I’m beginning to think that the most effective way to depict autobiographical stories of atrocities is to not recreate it in dramatic depictions with professional actors, but in documentaries using unexpected mediums. In The Missing Picture, Rithy Panh depicts his childhood in one of Pol Pot’s labor camps in rural Cambodia.
The Missing Picture seamlessly blends archival footage with hand-carved painted clay figures to depict himself, his family, the people that he encountered and his surroundings, but the result is anything but wooden. In one scene, the masses of clay figures are standing in a wide city street depicted in black and white film in the background as they are led away from their homes to propaganda, dehumanizing forced labor, starvation and death.
The Missing Picture does not always tell Panh’s story in a linear narrative. Panh often compares and contrasts the reality of the world outside Cambodia with the real versus the propaganda propagated by the Khmer Rouge. Sometimes an experience is a segway to a memory of better times or present day as he tries to cope with his memories and survivor’s guilt.
The Missing Picture was originally in French, but the version that I saw was in English. I would suggest using subtitles since some of the terms used are already confusing since some things get lost in translation, especially when you’re talking about a surreal and torturous experience in reeducation.

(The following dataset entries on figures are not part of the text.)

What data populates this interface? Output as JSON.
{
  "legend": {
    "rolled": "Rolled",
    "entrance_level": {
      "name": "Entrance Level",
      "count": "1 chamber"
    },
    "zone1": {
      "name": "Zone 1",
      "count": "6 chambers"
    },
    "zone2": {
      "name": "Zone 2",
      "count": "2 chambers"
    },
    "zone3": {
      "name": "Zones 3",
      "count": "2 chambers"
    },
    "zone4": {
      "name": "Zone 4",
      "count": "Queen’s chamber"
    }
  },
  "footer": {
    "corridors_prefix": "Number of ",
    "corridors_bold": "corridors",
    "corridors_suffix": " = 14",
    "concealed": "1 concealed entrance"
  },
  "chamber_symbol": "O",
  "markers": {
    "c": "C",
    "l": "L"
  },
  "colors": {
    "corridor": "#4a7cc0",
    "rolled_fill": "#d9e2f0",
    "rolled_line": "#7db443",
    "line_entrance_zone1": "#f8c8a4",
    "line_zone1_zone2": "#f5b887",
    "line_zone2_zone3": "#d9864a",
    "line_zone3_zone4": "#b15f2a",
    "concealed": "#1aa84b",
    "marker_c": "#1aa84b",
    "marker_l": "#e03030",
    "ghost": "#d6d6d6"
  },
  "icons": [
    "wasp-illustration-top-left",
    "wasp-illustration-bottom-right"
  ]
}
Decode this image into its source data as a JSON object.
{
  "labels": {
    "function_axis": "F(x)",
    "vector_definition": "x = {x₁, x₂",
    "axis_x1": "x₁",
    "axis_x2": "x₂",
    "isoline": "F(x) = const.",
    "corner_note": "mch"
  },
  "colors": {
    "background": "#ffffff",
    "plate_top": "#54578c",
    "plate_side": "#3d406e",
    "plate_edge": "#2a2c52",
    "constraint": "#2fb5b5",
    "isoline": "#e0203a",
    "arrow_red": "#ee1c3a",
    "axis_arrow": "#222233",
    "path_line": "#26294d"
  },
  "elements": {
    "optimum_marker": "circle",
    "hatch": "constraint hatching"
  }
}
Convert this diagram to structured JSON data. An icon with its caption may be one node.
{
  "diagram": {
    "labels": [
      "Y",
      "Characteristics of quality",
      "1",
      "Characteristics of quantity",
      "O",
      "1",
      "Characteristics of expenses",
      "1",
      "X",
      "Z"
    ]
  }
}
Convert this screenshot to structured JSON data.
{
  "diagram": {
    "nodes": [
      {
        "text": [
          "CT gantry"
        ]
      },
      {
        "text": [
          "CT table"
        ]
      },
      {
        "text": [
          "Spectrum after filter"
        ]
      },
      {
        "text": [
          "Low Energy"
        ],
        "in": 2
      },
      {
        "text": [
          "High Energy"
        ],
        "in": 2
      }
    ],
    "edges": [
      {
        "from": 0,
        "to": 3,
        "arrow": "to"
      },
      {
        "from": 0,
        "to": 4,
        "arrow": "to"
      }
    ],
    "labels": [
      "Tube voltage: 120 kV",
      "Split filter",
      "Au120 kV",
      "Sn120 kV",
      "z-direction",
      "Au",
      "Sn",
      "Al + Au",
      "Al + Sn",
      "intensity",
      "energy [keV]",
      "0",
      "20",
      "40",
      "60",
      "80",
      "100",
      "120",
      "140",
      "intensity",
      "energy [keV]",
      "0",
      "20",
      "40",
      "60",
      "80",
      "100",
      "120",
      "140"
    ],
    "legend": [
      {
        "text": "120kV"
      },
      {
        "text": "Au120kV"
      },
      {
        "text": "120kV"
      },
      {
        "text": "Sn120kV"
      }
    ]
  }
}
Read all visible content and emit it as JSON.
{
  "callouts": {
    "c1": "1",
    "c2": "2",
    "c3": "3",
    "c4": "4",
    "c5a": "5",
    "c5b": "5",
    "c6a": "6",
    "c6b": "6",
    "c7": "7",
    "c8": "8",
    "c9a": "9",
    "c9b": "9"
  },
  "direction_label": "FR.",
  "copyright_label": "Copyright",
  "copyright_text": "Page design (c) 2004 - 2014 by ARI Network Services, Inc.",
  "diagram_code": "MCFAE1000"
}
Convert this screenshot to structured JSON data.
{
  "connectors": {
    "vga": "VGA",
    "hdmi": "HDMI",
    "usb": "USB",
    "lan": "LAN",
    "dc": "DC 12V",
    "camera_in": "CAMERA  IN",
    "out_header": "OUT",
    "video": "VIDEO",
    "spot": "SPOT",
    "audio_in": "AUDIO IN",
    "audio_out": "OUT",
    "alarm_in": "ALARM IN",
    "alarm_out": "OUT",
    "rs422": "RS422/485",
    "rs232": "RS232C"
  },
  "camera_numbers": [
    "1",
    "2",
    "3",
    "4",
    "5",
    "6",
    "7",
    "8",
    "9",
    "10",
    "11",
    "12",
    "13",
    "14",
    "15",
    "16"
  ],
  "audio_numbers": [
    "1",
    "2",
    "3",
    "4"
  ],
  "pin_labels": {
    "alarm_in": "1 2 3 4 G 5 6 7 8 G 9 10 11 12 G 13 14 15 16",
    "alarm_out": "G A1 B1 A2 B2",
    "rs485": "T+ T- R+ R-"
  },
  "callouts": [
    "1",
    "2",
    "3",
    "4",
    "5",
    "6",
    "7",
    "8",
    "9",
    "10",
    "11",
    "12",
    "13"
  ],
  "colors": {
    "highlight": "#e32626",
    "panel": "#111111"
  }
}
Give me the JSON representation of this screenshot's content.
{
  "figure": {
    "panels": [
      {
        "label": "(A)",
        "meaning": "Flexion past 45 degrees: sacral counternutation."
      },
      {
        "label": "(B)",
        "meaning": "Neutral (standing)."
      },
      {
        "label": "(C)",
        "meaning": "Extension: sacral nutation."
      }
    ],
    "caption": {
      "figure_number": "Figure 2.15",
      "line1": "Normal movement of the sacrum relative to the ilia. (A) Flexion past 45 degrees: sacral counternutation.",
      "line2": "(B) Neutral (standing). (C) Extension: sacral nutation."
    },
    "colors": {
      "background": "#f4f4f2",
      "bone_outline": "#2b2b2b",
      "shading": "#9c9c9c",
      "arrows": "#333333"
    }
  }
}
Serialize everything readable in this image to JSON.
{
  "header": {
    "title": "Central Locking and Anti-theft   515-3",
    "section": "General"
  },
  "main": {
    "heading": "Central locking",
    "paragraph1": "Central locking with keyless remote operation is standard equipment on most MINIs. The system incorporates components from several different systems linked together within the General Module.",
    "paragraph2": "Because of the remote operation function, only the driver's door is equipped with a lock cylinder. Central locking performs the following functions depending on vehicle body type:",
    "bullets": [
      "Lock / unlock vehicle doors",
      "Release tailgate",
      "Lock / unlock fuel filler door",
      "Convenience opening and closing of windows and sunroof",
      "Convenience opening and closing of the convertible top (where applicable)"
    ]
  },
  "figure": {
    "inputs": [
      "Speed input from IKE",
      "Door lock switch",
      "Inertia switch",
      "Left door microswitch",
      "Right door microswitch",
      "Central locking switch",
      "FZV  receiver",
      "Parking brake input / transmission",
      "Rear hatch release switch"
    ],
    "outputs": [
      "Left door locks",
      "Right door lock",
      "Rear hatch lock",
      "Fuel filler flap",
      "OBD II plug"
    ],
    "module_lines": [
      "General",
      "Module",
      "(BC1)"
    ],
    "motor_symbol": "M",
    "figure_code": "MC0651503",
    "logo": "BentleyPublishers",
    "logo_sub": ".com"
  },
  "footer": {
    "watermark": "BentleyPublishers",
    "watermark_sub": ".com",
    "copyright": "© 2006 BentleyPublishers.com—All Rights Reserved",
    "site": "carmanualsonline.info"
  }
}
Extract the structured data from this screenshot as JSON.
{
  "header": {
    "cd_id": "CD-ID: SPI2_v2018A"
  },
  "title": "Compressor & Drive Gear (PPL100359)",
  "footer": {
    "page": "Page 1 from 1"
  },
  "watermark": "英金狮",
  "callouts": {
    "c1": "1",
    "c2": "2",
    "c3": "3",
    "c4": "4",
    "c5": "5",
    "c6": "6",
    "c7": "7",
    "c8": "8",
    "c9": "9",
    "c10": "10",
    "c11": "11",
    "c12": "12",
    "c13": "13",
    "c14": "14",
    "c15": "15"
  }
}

Not since Marwencol have I been so unexpectedly shocked by the seemingly rigid figures effectively communicating the emotional and psychological reality of the director to the viewer. The Missing Picture is must see viewing so see it before it expires on Netflix. The Missing Picture is also a timely cautionary tale for anyone who happily demonizes intellectuals or experts and would rather listen to anyone else, particularly the mythic man on the street. As Khmer Rouge discovered, such action only leads to famine and death.